Dans les années 2000, le cinéma de Burton se résumait à peu près à la profanation de mythologies chatoyantes (Roald Dahl, Lewis Caroll, le folklore anglais), intégrées sans chichis à son propre système. Une logique tayloriste, en somme : l’ancien grouillot viré de chez Disney pour inadaptation a finalement fondé sa propre usine, appliquant à chaque modèle le même trait, les mêmes gammes de couleur, le même charisme deppien. Adaptation d’un soap à succès des années 60, Dark shadows marque de ce côté un tournant inattendu. Son long générique automnal survole un patelin du Maine, sur fond de Moody Blues et à travers les yeux d’une héroïne socialement marquée : alors que Burton n’arrivait plus à filmer l’ordinaire, englué qu’il était dans la fantaisie chocolatée (Charlie et la chocolaterie), il renoue avec une certaine observation du réel.

Un canevas fantastique vient tout de même faire concurrence : pour avoir trop couru la gueuse, Barnabas Collins, riche bellâtre du XVIIIe, est changé en vampire, puis déterré par erreur en 1972. Amorçant le jeu entre imagerie gothique et modernité seventies qui fera tout le sel du film, Burton conclut la scène d’exhumation sur la silhouette spectrale de Collins, surplombée par l’enseigne fluorescente du Mc Do d’en face. Au-delà du gag, il y a dans ce plan, et dans quelques autres, une réelle entreprise de remise en cause, sinon de sabotage, du premier degré dans lequel s’était enlisé Burton ces dix dernières années. Alors que les codes vaguement expressionnistes de Sleepy hollow étaient attendus de pied ferme (le prologue en a tous les atours), un vent nouveau s’invite dans l’oeuvre, y sème la zizanie en faisant dialoguer deux formes de kitsch : celui d’une Amérique en transition, entre tweed grisonnant et bariolages du flower power, et celui du gothique burtonien lui-même. Burton s’amuse pour la première fois de son propre mauvais goût : il appuie la morphologie à la Max Schreck de son poulain, l’invite à forcer son phrasé précieux d’aristo georgien. Tout se passe comme s’il cherchait à rendre sa subversion à son style, embourgeoisé depuis que l’establishment hollywoodien, en l’adoubant, l’a amputé de sa cruauté. Celle-ci est ravivée ici et là, notamment lors d’une scène où la goule réac’ pulvérise en deux coups de canines l’éthique d’un groupe de hippies.

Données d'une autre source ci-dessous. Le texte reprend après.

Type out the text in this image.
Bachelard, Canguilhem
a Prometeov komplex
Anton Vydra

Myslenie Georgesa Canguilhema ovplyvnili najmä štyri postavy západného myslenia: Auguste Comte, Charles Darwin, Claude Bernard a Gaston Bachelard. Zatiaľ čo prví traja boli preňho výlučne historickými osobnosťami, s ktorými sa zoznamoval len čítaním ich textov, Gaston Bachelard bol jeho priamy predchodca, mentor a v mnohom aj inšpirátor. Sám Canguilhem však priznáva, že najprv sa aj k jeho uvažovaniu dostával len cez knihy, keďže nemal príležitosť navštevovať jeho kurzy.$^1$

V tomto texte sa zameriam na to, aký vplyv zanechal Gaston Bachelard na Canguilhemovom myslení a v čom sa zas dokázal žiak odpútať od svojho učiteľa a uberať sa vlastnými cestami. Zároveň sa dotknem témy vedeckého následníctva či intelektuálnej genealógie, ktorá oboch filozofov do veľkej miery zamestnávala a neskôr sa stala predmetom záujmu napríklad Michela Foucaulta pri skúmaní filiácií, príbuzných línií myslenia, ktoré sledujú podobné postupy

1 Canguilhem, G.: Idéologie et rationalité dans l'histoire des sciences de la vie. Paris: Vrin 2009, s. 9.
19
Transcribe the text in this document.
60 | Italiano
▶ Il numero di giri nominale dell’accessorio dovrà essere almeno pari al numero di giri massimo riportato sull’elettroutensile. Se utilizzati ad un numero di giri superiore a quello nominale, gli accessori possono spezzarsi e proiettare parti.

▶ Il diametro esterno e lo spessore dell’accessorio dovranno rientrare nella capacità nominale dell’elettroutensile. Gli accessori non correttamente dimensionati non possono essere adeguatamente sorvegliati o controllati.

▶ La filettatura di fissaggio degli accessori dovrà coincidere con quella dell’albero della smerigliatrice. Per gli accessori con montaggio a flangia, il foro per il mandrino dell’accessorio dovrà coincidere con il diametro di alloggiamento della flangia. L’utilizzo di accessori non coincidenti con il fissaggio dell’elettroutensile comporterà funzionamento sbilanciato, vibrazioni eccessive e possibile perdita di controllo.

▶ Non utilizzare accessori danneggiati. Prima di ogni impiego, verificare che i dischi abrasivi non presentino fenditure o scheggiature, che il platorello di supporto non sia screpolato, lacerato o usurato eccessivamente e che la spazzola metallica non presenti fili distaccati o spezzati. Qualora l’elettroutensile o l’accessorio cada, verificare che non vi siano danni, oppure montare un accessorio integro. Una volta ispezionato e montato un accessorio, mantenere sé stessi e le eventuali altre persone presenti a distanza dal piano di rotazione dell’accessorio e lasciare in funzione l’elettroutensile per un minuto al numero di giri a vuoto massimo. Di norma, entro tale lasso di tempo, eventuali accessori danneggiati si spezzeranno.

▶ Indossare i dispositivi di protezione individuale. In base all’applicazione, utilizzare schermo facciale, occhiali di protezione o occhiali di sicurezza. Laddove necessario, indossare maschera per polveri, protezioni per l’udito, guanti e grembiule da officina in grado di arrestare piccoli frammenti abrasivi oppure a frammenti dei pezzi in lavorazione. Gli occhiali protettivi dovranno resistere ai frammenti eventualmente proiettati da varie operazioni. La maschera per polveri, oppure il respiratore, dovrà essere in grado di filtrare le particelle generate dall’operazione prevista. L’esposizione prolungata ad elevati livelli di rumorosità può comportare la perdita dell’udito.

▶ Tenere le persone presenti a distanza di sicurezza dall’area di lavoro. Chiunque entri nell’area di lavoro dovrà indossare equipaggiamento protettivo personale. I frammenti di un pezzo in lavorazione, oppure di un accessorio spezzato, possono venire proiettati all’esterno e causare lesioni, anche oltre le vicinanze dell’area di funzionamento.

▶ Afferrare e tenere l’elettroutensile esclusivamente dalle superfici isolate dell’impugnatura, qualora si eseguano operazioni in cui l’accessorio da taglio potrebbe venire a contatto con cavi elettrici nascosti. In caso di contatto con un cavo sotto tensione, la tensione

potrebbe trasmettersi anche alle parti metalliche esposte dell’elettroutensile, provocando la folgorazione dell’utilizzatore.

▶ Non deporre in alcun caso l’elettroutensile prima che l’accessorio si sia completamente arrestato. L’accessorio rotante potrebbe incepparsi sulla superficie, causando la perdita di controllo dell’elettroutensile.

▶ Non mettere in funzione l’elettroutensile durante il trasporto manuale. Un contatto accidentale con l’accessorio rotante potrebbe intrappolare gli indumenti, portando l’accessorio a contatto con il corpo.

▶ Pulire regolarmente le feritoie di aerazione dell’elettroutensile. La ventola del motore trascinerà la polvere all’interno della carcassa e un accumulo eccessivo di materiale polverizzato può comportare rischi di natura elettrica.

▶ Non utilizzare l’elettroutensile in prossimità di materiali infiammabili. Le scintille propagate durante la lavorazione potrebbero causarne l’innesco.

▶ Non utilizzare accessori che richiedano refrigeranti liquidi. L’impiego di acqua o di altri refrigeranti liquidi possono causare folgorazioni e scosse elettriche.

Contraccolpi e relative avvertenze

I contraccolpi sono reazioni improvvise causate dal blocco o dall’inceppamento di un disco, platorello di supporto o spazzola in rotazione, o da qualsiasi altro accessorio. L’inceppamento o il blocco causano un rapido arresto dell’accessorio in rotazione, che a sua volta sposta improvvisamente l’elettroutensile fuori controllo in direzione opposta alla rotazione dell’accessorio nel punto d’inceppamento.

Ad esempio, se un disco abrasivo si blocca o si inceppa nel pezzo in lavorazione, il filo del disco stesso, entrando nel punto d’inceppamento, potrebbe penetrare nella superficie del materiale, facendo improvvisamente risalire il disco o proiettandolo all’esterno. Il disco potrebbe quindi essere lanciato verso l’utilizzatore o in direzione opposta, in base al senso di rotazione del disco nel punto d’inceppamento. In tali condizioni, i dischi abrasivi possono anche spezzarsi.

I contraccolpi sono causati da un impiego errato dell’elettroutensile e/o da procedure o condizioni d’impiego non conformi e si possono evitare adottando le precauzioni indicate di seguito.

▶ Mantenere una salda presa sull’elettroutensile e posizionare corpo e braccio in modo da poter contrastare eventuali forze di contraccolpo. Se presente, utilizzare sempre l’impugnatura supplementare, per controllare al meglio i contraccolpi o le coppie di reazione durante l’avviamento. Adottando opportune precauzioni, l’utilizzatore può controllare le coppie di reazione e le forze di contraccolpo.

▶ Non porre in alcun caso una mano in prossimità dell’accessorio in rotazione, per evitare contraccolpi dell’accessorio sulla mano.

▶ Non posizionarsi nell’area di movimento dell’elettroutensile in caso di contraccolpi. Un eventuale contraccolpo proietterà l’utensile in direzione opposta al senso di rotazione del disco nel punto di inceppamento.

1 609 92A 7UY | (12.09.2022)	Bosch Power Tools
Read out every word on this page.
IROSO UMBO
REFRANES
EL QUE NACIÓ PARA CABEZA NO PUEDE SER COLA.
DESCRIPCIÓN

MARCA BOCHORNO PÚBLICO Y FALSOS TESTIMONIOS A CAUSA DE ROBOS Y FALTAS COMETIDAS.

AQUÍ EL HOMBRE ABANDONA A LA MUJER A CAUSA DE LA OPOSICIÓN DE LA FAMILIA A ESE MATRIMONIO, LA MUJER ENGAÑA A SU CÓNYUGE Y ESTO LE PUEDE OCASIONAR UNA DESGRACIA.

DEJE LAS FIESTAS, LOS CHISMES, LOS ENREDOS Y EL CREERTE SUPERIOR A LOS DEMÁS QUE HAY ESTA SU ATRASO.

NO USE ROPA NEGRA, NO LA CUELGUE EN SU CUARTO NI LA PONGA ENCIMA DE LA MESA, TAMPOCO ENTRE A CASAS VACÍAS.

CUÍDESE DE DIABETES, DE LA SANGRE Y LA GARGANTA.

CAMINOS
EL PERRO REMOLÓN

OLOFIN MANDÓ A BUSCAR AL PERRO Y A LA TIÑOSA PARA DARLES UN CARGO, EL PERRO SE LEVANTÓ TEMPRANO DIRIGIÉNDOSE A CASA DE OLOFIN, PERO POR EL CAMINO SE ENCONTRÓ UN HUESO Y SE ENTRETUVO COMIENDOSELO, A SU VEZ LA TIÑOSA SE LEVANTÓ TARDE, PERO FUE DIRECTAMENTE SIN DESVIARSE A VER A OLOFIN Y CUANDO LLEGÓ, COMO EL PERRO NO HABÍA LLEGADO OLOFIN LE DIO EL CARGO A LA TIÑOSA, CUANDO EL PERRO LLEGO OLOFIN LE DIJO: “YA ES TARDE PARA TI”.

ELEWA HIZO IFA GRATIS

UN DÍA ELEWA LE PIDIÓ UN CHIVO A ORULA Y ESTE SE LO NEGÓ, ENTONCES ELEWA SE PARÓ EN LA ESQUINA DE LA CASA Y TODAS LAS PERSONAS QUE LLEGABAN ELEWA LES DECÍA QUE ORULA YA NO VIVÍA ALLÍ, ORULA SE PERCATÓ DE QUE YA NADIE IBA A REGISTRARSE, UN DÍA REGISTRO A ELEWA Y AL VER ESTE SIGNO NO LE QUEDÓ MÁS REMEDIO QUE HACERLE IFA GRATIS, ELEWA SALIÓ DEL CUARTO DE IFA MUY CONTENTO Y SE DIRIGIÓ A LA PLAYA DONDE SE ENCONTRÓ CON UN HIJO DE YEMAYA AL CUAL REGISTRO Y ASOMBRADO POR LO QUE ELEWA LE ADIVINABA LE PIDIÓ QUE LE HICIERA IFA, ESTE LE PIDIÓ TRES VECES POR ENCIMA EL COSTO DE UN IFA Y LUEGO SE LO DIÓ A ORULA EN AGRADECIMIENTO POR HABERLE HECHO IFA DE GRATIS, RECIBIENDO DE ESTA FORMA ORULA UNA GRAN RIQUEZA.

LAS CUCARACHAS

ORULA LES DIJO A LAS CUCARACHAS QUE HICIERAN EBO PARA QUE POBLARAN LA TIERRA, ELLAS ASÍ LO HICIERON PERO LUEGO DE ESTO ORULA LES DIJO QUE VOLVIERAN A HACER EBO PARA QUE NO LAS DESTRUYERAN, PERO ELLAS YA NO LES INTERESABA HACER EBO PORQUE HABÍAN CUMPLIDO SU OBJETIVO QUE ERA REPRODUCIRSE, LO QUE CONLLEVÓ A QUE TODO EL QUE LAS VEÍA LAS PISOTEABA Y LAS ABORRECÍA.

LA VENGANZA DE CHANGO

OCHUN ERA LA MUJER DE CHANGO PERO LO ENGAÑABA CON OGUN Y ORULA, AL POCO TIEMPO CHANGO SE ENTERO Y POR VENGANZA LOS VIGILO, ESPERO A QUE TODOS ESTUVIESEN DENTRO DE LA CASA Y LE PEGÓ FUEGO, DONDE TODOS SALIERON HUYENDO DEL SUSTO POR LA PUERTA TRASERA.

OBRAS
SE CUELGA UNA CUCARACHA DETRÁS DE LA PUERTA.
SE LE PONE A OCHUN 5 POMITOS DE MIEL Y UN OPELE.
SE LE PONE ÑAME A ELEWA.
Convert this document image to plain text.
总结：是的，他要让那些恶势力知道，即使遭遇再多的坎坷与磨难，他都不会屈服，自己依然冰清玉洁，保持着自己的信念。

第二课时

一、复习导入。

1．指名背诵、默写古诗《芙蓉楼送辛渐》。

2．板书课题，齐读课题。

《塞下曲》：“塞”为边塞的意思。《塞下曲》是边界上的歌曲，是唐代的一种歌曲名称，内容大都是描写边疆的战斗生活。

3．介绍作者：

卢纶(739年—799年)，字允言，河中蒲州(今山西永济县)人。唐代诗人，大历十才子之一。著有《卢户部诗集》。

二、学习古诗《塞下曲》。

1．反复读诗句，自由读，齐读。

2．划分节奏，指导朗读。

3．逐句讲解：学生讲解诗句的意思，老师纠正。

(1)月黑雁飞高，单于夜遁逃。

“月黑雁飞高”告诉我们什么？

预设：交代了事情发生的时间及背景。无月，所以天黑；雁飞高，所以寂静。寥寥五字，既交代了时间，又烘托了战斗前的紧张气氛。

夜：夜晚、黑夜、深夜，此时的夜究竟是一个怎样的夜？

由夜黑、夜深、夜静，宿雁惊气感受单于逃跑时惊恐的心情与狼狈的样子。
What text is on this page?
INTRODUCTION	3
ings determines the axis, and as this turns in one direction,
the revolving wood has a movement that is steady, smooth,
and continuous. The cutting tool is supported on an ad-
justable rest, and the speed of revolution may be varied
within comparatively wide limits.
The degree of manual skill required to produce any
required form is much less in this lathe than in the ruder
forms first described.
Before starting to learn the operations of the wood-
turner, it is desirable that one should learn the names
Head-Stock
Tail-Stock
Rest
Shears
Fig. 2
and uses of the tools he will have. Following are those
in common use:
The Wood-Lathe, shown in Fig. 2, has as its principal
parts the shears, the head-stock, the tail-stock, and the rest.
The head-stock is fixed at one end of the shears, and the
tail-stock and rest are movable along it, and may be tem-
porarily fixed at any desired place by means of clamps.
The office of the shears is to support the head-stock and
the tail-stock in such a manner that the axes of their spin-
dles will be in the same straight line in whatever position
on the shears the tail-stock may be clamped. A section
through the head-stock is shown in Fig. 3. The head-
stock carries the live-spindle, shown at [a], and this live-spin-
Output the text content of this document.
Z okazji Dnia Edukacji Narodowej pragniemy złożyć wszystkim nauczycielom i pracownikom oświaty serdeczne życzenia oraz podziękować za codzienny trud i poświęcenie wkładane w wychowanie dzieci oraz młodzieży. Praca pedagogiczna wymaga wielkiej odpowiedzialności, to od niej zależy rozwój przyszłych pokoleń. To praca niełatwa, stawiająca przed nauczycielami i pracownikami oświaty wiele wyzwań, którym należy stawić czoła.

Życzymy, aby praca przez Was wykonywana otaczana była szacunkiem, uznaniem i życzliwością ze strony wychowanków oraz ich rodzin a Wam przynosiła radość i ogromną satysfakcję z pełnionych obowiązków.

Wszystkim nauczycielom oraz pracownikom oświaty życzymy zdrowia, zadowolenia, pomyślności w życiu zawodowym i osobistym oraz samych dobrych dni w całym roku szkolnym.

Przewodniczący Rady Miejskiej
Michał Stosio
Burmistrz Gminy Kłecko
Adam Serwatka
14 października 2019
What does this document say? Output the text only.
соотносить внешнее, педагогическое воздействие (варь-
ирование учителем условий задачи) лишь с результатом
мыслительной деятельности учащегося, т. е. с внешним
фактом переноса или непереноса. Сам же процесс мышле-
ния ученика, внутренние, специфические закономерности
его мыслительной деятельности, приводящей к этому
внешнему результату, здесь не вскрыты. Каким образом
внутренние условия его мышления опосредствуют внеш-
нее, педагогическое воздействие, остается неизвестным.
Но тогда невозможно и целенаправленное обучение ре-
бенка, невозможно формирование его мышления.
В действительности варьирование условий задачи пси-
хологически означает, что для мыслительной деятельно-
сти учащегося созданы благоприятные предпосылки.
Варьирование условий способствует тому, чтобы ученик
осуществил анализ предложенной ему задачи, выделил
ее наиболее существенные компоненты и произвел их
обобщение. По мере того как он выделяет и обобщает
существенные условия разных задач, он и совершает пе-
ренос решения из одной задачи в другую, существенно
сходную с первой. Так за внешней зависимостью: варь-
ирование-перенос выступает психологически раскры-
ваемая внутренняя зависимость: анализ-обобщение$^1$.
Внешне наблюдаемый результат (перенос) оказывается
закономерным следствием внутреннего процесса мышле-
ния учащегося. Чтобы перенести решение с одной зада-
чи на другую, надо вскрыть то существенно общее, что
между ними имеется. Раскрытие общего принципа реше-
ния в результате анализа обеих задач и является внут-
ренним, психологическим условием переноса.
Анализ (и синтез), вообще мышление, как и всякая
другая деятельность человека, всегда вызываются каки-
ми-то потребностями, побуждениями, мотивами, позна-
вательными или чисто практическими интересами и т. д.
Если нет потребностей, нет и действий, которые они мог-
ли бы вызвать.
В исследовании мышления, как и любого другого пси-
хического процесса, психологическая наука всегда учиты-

On n’est pas loin du ricanement doucement cauchemardeux de La Triste fin du petit enfant huître.

Epouvante en bois sur fond d’achalandage vintage, de petite sociologie du kitsch, voilà donc le programme de Dark shadows. Il renvoie directement au Burton des années 90 – et surtout à Edward au mains d’argent, dont le film est une sorte de remake inversé : du monstre échevelé, Depp passe au vampire griffu, recueilli par une famille de névrotiques aux choix vestimentaires discutables. Si Burton martèle un peu fort le clivage entre la culture antédiluvienne de Barnabas et les marqueurs chronologiques des années 70 (macramé, permanentes orangeâtres, prémisses du heavy metal, tout y passe), il exerce plus que jamais son acuité de gamin surdoué, capable de défigurer le monde adulte d’un coup de crayon. On l’avait oublié tant son cinéma s’était enfermé dans des imaginaires parfois en toc, mais Burton sait faire preuve d’une redoutable précision entomologique lorsqu’il croque l’humanité. Beetlejuice, Edward, Dark shadows, il n’y a d’ailleurs là qu’une seule obsession sociale, une seule et même histoire : celle de marginaux livides appelés à vivre une histoire d’amour inavouable, seuls contre une majorité toute en couleurs criardes. A peu de choses près (cette fâcheuse tendance à la vignette), Burton réconciliait les vampires avec le grand romantisme.